Ce point mérite d'être souligné. IBM Quantum est une offre sérieuse, pédagogiquement bien construite, avec une communauté importante. Mais accéder à ces machines, c'est opérer dans un environnement régi par le droit américain, avec tout ce que cela implique pour certaines données sensibles ou certains secteurs régulés. Lucy — et plus largement l'écosystème quantique européen — offre une alternative dont la valeur n'est pas seulement technique.

Ce que vous pouvez faire concrètement

Il ne s'agit pas de lancer un projet quantique pour le principe, ni de répondre à une injonction stratégique déconnectée des réalités opérationnelles. Voici comment y réfléchir en adulte.

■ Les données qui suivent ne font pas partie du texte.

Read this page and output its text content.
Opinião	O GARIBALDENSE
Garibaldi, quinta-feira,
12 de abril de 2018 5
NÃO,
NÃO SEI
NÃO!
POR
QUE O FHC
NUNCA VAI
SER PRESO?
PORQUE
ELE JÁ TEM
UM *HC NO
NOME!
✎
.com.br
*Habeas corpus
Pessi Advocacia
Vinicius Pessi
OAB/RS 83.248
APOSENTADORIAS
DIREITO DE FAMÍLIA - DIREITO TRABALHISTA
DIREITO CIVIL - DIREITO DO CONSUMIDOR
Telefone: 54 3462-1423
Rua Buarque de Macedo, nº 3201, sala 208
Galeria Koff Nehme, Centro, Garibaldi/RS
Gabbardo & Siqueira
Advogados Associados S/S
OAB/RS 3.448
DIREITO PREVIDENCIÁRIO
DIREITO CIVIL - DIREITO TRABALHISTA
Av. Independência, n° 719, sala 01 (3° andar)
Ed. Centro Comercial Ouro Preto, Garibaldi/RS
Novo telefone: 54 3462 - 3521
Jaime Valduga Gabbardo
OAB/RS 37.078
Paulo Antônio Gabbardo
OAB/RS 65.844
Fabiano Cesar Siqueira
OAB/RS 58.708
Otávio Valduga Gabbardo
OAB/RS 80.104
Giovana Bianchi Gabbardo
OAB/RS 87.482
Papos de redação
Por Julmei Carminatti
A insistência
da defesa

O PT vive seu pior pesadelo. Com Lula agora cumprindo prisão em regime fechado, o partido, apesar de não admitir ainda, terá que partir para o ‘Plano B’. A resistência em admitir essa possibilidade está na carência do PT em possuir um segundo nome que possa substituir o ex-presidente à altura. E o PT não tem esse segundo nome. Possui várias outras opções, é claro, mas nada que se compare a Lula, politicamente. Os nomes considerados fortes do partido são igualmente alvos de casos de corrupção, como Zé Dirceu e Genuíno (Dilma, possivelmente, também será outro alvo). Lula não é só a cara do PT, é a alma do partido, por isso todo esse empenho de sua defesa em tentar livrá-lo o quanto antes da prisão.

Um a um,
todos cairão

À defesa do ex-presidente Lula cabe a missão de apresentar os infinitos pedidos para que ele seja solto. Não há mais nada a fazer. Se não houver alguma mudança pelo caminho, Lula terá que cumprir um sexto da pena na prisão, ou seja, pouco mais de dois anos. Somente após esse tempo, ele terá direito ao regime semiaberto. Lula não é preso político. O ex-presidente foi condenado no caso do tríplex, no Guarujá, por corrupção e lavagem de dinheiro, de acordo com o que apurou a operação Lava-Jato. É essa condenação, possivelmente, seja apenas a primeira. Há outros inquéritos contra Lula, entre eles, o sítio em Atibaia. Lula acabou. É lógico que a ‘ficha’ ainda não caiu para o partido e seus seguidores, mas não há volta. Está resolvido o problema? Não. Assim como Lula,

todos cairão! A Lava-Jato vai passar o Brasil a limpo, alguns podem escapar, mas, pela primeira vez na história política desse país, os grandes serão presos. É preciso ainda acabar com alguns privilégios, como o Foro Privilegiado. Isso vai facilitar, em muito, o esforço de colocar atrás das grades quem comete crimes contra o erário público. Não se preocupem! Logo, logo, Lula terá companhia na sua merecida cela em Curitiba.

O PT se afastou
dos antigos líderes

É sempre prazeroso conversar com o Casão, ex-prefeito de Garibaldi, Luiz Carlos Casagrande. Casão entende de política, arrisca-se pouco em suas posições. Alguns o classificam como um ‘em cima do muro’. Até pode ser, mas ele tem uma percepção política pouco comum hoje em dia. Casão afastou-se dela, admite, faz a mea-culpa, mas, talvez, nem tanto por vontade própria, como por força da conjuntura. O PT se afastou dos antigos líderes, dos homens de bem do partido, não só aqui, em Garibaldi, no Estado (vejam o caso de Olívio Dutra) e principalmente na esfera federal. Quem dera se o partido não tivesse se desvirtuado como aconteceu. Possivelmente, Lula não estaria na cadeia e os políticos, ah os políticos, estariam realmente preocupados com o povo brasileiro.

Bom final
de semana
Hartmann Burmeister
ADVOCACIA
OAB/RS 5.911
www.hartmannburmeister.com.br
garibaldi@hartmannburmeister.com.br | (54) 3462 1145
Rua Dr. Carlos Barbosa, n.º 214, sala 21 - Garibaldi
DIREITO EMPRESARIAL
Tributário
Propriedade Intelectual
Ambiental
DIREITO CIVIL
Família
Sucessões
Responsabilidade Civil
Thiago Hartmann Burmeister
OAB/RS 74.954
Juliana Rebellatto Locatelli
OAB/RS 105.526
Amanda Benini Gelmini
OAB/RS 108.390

Faites votre inventaire cryptographique. C'est la recommandation la plus immédiatement actionnables, indépendamment de Lucy ou du quantique en général. Quels algorithmes cryptographiques utilisez-vous, où, et quelle est votre capacité à les migrer ? L'ANSSI publie des guides sur ce sujet. C'est un travail de fond, souvent révélateur de dettes techniques cachées.

Identifiez vos cas d'usage potentiels sans vous précipiter. Plutôt que de demander à un prestataire « faites-nous une POC quantique », posez la question autrement : dans vos processus actuels, où passez-vous du temps de calcul significatif sur des problèmes d'optimisation ou de simulation ? Ce sont ces problèmes-là qui pourraient, à terme, bénéficier d'une approche quantique ou quantique-hybride. Les identifier maintenant, c'est se donner de l'avance.

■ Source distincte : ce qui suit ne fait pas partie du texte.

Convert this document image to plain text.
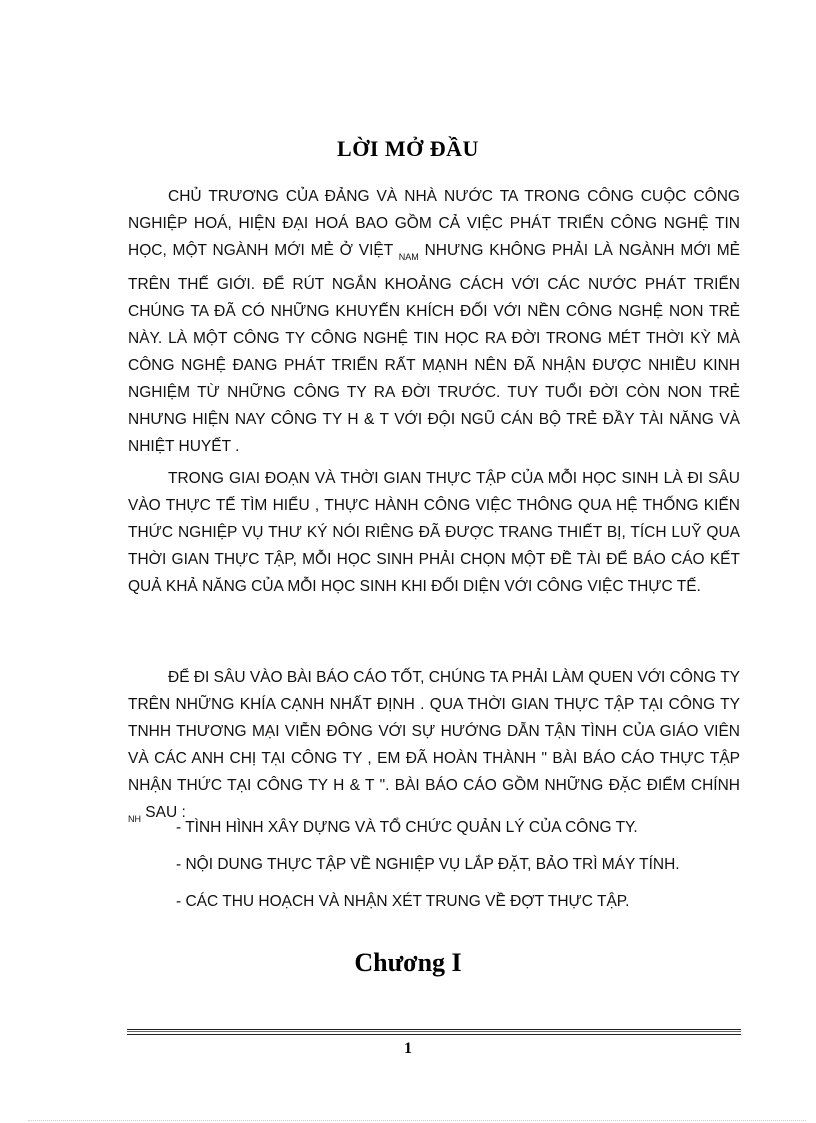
LỜI MỞ ĐẦU

CHỦ TRƯƠNG CỦA ĐẢNG VÀ NHÀ NƯỚC TA TRONG CÔNG CUỘC CÔNG NGHIỆP HOÁ, HIỆN ĐẠI HOÁ BAO GỒM CẢ VIỆC PHÁT TRIỂN CÔNG NGHỆ TIN HỌC, MỘT NGÀNH MỚI MẺ Ở VIỆT $_{NAM}$ NHƯNG KHÔNG PHẢI LÀ NGÀNH MỚI MẺ TRÊN THẾ GIỚI. ĐỂ RÚT NGẮN KHOẢNG CÁCH VỚI CÁC NƯỚC PHÁT TRIỂN CHÚNG TA ĐÃ CÓ NHỮNG KHUYẾN KHÍCH ĐỐI VỚI NỀN CÔNG NGHỆ NON TRẺ NÀY. LÀ MỘT CÔNG TY CÔNG NGHỆ TIN HỌC RA ĐỜI TRONG MÉT THỜI KỲ MÀ CÔNG NGHỆ ĐANG PHÁT TRIỂN RẤT MẠNH NÊN ĐÃ NHẬN ĐƯỢC NHIỀU KINH NGHIỆM TỪ NHỮNG CÔNG TY RA ĐỜI TRƯỚC. TUY TUỔI ĐỜI CÒN NON TRẺ NHƯNG HIỆN NAY CÔNG TY H & T VỚI ĐỘI NGŨ CÁN BỘ TRẺ ĐẦY TÀI NĂNG VÀ NHIỆT HUYẾT .

TRONG GIAI ĐOẠN VÀ THỜI GIAN THỰC TẬP CỦA MỖI HỌC SINH LÀ ĐI SÂU VÀO THỰC TẾ TÌM HIỂU , THỰC HÀNH CÔNG VIỆC THÔNG QUA HỆ THỐNG KIẾN THỨC NGHIỆP VỤ THƯ KÝ NÓI RIÊNG ĐÃ ĐƯỢC TRANG THIẾT BỊ, TÍCH LUỸ QUA THỜI GIAN THỰC TẬP, MỖI HỌC SINH PHẢI CHỌN MỘT ĐỀ TÀI ĐỂ BÁO CÁO KẾT QUẢ KHẢ NĂNG CỦA MỖI HỌC SINH KHI ĐỐI DIỆN VỚI CÔNG VIỆC THỰC TẾ.

ĐỂ ĐI SÂU VÀO BÀI BÁO CÁO TỐT, CHÚNG TA PHẢI LÀM QUEN VỚI CÔNG TY TRÊN NHỮNG KHÍA CẠNH NHẤT ĐỊNH . QUA THỜI GIAN THỰC TẬP TẠI CÔNG TY TNHH THƯƠNG MẠI VIỄN ĐÔNG VỚI SỰ HƯỚNG DẪN TẬN TÌNH CỦA GIÁO VIÊN VÀ CÁC ANH CHỊ TẠI CÔNG TY , EM ĐÃ HOÀN THÀNH " BÀI BÁO CÁO THỰC TẬP NHẬN THỨC TẠI CÔNG TY H & T ". BÀI BÁO CÁO GỒM NHỮNG ĐẶC ĐIỂM CHÍNH $_{NH}$ SAU :

- TÌNH HÌNH XÂY DỰNG VÀ TỔ CHỨC QUẢN LÝ CỦA CÔNG TY.
- NỘI DUNG THỰC TẬP VỀ NGHIỆP VỤ LẮP ĐẶT, BẢO TRÌ MÁY TÍNH.
- CÁC THU HOẠCH VÀ NHẬN XÉT TRUNG VỀ ĐỢT THỰC TẬP.
Chương I
1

Regardez les programmes d'accès anticipé. Alice & Bob, comme d'autres acteurs de l'écosystème (le CEA et ses partenariats industriels, l'initiative Pasqal dans le domaine des atomes neutres), proposent ou proposeront des accès à leurs plateformes pour des partenaires industriels. Ce ne sont pas des projets à budget d'exploitation, mais des investissements en capacité intellectuelle. Pour une DSI ou une CTO qui veut comprendre où va la technologie, c'est plus utile que de lire des rapports de cabinets de conseil.

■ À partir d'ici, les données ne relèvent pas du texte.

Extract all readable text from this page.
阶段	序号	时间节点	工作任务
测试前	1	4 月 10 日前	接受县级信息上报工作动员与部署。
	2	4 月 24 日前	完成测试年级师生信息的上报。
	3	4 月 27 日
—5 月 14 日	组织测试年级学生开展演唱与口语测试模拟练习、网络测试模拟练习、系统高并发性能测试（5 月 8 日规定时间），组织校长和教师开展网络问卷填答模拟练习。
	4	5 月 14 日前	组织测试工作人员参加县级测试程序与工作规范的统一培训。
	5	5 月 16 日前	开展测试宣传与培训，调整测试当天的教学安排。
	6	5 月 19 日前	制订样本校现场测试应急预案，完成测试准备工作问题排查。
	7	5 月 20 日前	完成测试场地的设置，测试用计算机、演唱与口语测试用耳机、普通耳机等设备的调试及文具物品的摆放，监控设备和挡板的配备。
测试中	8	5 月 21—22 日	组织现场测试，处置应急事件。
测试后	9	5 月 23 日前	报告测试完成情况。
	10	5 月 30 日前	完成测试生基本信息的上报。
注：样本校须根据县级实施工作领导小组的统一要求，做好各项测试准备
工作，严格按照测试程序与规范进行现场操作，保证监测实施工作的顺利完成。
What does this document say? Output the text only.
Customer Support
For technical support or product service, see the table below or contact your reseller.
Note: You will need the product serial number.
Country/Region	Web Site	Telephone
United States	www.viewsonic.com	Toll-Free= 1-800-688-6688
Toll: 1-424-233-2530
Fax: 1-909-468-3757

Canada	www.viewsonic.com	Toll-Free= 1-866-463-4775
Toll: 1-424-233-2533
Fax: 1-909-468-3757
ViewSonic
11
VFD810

Ne cédez pas à la pression du narratif. Le quantique génère beaucoup de bruit marketing. Des vendeurs vont vous proposer des « solutions quantiques » qui sont, dans les faits, des algorithmes classiques avec un packaging trompeur, ou des cas d'usage pour lesquels le quantique n'apporte rien de différentiel aujourd'hui. La meilleure protection contre ça, c'est de comprendre soi-même les fondamentaux — pas pour devenir physicien, mais pour poser les bonnes questions.

La vraie question de fond

Lucy est un signal, pas une solution clé en main. Elle dit quelque chose d'important sur la capacité de l'Europe à produire de la technologie de rupture et pas seulement à la consommer. Mais le chemin entre un instrument de recherche prometteur et une infrastructure industrielle mature est long, semé d'obstacles techniques et économiques réels.

La souveraineté technologique ne se décrète pas. Elle se construit dans les choix quotidiens — quelles plateformes on expérimente, quelles compétences on développe en interne, avec quels partenaires on construit des cas d'usage. Sur le quantique, l'Europe a encore une fenêtre pour ne pas rejouer le scénario du cloud : arriver en retard, constater la dépendance, et passer les dix années suivantes à essayer de la résorber.

La question que vous devriez peut-être vous poser n'est pas « est-ce que le quantique me concerne ? » mais « est-ce que je veux que ce soit IBM ou Alice & Bob qui forme mes équipes dans cinq ans, et est-ce que ça change quelque chose pour moi ? »

La réponse dépend de votre secteur, de votre appétit au risque technologique, et de ce que vous pensez que la souveraineté vaut concrètement dans votre contexte. Mais c'est une question qui mérite d'être posée sérieusement, maintenant — pendant qu'il y a encore des choix à faire.